Governance is the final layer, and it matters more than many bulls want to admit. CoreWeave disclosed material weaknesses in internal controls in its S-1, and said remediation efforts were expected to continue through 2025 and 2026, SEC.gov reported in March 2025. my.stock.research also noted the active federal securities class action, Masaitis v. CoreWeave, which alleges misleading statements about customer demand and reliance on a single third-party data center supplier. The case is unresolved, but unresolved is exactly what investors are paying for here.
One more thing deserves a blunt sentence. CoreWeave says the margin pressure is timing-based, not economic, and management expects adjusted operating margin to expand sequentially through the rest of the year and reach low double digits by Q4, CoreWeave Q1 2026 Earnings Transcript reported this week. If that happens, the bear case loses force. If it does not, the market will not keep giving the benefit of the doubt forever.
CoreWeave stock buy the dip: what a realistic view looks like
This is where the stock gets tricky. Cheap and expensive both miss the point.
my.stock.research laid out a probability-weighted model in April that put the implied value around $124 versus a current price of about $103, while assigning a 30% bear case of $25 to $45 per share. That model came before Q1 earnings, so the base case may have improved after CoreWeave beat earlier revenue expectations. The spread between outcomes is still wide enough to matter. This is not a tidy valuation call. It is a range of possible futures, some of them very attractive and some of them ugly.
That makes Q2 the next real test. CoreWeave guided Q2 revenue to $2.45 billion to $2.6 billion and adjusted operating income to $30 million to $90 million, CoreWeave Q1 2026 Earnings Transcript reported this week. If results land near the top of that range and the margin recovery starts to show through, the selloff begins to look like a market that overreacted to the pain and underweighted the payoff. If margins disappoint again, the discount starts to look earned.
That is why this is a speculative buy, not a clean one. CoreWeave looks appealing for investors who can tolerate balance-sheet strain and still want exposure to one of the fastest-growing infrastructure businesses in the market. It does not look suited to anyone who needs the numbers to behave before getting involved. The stock is asking for faith in a company that is still building the machine it needs to justify the valuation.
The verdict
CoreWeave is one of those companies where the bull case and the bear case can both be true at the same time. The backlog is real, the customer demand is real, and CoreWeave Investor Relations said this week that Q1 was the strongest bookings quarter in the company’s history. The use is real too. So are the legal and governance overhangs.

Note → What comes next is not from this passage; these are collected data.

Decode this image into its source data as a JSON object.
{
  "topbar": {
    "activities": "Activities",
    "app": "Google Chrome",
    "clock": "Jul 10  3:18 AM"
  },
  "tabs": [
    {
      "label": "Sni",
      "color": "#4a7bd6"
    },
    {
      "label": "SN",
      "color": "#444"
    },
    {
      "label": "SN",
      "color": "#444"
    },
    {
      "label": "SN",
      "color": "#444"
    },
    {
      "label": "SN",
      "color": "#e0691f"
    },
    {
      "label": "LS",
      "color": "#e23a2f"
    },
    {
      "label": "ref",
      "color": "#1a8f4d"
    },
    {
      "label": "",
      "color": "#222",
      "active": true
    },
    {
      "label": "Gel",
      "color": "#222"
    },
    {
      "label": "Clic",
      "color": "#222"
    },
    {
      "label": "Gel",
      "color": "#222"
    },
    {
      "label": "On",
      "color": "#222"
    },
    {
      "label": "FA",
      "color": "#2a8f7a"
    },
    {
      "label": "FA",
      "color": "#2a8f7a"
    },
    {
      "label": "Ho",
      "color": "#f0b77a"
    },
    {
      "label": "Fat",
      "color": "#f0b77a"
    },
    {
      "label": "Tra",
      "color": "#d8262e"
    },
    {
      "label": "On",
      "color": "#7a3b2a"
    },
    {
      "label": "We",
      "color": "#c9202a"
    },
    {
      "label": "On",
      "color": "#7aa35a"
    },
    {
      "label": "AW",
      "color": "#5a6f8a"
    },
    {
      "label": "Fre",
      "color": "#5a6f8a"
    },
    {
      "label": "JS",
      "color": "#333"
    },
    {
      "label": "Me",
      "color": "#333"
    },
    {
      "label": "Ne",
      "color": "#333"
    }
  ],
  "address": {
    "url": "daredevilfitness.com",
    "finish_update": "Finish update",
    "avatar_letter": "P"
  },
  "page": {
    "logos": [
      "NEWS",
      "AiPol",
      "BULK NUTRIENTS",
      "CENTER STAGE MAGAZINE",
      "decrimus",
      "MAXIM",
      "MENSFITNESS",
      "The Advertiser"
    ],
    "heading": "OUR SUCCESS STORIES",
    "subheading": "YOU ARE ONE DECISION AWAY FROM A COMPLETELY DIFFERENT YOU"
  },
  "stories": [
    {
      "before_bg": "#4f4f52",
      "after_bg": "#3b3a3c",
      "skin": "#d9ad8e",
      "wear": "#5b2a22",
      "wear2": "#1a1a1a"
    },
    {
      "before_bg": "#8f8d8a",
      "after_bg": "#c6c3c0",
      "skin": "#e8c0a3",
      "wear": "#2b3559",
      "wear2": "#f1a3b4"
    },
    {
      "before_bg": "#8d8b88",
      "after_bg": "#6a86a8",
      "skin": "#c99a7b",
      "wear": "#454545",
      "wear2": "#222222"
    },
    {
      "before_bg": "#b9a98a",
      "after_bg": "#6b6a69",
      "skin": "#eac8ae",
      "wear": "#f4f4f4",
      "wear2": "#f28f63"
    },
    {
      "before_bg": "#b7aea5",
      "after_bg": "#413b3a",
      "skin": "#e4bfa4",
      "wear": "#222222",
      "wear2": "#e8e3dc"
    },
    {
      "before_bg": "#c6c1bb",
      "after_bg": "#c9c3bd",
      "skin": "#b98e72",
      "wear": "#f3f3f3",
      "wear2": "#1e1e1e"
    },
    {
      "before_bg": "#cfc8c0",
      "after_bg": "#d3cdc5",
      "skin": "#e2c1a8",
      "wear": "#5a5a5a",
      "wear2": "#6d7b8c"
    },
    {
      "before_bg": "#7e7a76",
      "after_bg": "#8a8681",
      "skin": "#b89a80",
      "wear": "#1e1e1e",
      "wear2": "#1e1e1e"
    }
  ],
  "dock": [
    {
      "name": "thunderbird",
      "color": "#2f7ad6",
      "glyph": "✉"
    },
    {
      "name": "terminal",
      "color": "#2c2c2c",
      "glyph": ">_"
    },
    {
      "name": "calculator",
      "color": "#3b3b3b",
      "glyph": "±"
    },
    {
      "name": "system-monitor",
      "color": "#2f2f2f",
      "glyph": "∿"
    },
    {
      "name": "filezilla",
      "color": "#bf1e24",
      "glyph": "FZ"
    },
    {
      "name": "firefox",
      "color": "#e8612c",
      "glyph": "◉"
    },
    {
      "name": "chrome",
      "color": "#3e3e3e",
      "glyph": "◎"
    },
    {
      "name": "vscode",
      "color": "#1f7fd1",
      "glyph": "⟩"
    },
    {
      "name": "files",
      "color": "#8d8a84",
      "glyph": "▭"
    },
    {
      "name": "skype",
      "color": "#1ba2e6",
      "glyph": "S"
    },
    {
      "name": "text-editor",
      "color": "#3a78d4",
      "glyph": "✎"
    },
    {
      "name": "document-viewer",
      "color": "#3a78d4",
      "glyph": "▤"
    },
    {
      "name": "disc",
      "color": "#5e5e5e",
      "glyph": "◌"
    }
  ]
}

That is why the answer to should you buy CoreWeave stock after the dip is conditional, not absolute. The stock may still have room to run, but only if the next two quarters confirm that CoreWeave can keep turning backlog into operating profit fast enough to outrun the debt and the drag that comes with it. If that happens, the dip looks like an opening. If it does not, it looks like a warning the market was early to spot.